Friday, April 24, 2009

Kids, Leave The Rubber Bands Off The Cards

It was so cool to take stacks of cards and rubber band them together. It was the thing to do for many a generation of card collecting kids. Well, we know better today. Keep the rubber bands off the cards!!

My friend was cleaning out his basement, when he came across a suitcase full of old cards. By old, I mean mostly from the overproduced period of the late eighties and early nineties. My friend thought he had riches upon riches. It almost broke my heart to tell him that they were nearly worthless.

"You don't know that"!

Unfortunately, I do. I know what I'm talking about here. I came to terms, a long time ago, that my heyday of collecting came when the cardboard is usually worth more when recycled.

"You don't know what people are willing to pay for something if they really want it bad enough"!

That is true, but I can stake my reputation that at least 99% of what I found in the suitcase was priceless.
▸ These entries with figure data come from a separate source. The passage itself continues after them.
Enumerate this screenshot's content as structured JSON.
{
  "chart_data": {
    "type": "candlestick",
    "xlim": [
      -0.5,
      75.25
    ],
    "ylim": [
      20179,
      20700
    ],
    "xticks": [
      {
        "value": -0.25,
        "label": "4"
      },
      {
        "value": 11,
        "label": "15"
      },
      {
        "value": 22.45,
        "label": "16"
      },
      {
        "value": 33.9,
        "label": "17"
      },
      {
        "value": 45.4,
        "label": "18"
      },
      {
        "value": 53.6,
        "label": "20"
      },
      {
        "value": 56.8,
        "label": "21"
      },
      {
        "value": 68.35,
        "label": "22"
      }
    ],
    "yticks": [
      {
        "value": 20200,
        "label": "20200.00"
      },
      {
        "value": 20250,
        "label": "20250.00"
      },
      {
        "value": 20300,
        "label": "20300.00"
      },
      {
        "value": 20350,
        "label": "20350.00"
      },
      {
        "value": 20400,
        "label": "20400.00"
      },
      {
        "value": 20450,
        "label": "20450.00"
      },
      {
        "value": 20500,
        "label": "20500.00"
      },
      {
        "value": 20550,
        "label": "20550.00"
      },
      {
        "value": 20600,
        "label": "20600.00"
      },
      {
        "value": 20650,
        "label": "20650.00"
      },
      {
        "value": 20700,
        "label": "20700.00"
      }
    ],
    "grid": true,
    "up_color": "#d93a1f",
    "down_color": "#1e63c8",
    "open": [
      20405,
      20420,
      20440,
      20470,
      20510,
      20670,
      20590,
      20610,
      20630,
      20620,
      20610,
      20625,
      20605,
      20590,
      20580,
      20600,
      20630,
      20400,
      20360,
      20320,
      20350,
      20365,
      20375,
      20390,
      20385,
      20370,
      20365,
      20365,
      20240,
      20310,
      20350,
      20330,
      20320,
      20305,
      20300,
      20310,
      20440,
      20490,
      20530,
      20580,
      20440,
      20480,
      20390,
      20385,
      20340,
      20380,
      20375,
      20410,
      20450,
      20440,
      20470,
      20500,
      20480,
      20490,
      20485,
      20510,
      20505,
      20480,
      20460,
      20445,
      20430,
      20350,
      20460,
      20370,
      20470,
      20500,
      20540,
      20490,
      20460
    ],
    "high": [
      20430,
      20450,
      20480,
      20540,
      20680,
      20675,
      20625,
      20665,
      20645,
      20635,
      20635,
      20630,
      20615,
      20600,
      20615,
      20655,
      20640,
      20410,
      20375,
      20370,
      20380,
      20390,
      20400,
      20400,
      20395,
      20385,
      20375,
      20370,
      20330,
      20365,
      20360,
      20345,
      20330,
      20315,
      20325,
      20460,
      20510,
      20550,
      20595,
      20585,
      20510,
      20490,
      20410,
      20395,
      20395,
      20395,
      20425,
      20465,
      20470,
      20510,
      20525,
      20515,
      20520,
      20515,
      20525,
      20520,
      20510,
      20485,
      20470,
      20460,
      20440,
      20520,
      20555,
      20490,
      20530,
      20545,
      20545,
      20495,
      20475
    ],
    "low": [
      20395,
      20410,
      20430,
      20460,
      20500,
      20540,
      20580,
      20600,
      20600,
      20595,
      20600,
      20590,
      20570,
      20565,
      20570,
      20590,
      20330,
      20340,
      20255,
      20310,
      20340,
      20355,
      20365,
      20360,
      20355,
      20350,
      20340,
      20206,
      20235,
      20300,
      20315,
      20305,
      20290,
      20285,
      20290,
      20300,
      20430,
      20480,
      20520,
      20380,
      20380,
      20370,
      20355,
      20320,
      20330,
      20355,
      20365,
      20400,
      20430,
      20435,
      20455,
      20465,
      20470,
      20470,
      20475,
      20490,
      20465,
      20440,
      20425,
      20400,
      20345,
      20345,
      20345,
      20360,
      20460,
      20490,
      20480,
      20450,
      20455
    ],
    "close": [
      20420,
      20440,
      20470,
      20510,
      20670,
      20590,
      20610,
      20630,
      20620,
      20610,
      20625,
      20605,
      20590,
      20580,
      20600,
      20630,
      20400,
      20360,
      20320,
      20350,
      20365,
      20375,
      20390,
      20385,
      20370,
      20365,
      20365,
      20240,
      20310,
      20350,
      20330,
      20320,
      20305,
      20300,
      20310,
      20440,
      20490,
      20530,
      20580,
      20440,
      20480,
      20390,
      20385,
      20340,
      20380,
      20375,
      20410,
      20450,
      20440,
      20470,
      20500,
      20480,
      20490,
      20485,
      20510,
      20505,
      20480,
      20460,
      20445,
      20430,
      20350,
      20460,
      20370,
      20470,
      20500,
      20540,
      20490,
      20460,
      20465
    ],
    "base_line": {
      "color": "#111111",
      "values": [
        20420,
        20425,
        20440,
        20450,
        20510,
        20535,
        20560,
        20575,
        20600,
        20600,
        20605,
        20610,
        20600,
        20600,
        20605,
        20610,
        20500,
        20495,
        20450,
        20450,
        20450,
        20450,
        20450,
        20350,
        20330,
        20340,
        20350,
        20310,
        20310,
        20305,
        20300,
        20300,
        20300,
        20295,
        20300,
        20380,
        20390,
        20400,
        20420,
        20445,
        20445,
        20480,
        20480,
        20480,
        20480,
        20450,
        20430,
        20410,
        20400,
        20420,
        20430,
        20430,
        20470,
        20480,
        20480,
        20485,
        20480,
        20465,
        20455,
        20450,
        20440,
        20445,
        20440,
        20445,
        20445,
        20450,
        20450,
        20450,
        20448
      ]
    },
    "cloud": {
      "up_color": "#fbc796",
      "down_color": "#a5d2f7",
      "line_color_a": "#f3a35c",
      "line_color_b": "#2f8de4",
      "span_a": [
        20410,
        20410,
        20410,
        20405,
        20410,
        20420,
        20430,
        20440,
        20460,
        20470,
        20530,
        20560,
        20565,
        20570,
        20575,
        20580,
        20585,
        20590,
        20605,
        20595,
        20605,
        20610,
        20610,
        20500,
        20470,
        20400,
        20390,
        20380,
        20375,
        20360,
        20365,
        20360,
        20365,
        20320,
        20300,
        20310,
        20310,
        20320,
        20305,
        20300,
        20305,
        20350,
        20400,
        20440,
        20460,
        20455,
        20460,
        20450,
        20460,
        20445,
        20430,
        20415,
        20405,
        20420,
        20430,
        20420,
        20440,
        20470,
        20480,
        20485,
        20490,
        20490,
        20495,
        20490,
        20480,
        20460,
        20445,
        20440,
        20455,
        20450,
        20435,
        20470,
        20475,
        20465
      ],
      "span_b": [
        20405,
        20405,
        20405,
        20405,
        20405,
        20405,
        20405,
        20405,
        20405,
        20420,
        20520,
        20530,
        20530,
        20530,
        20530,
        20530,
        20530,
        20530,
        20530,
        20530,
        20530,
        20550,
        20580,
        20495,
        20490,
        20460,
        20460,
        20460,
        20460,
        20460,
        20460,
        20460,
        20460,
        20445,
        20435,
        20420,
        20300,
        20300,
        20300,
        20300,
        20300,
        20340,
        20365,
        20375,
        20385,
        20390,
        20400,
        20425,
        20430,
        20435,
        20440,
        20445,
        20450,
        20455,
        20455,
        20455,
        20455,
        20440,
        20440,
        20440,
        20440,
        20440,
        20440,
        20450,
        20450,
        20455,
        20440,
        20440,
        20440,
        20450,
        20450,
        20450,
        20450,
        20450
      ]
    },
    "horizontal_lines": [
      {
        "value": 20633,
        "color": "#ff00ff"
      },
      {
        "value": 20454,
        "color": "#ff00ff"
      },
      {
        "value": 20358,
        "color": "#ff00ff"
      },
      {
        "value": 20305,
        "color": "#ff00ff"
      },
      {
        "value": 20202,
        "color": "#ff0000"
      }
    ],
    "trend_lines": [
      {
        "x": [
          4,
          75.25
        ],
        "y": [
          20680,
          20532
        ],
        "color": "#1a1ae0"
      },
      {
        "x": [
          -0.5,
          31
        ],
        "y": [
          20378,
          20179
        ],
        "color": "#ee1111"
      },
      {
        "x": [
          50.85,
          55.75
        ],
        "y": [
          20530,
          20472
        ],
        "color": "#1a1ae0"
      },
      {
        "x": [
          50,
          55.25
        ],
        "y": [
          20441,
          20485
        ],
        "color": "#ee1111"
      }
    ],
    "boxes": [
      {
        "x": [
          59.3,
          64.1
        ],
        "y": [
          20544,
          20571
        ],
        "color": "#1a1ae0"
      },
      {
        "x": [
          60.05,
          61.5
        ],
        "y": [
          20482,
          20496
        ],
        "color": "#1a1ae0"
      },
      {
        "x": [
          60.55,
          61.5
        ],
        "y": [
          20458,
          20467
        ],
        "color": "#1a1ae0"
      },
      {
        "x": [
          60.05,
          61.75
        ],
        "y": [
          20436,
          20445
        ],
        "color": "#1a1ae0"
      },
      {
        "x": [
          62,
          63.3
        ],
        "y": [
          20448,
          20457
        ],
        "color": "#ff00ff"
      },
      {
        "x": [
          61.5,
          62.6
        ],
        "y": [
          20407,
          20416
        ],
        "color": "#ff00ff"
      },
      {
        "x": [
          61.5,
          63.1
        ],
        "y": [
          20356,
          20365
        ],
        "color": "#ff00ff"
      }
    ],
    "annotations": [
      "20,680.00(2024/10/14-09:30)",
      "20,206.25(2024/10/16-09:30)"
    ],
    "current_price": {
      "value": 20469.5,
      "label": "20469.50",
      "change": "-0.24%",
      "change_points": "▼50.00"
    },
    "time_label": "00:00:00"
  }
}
And by priceless, I mean that the value per card would be so low that no price could be affixed to the majority of the cards.

I knew I was in for an adventurous night when my friend strolled in with a hardshell powder blue suitcase from the seventies. It even had a mirror embedded into the inside top. It was hideous!

I opened the suitcase and gazed upon a cornucopia of beautiful garbage. To be fair, there were some decent cards in there. Anything before 1986, I considered nice. From 1986 until 1994 there was trash upon trash. There could have been a few nice cards, except for the fact that they were nicked, bent and scuffed beyond salvage.

There were even water damaged cards in the suitcase. Unidentified sticky substances and rubber banded nightmares permeated the case. It was a disaster. The Mark Grant card featured in the picture above, actually had the rubber band dried and stuck to the cardboard. The rubber band crumbled to the touch, but Mark Grant had two lines of dried rubber that weren't easily coming off.

Let this be a lesson, kids. Always take care of your cards!

2 comments:

Matthew Glidden said...

Those rubber bands look just perspective guides for an art class, leading Mark Grant's eyes to a distant horizon. Keep hope alive, Mark, keep hope alive!

Anonymous said...

My dad used to tell me about how he glued his cards to pieces of paper before sticking them in a binder... yikes.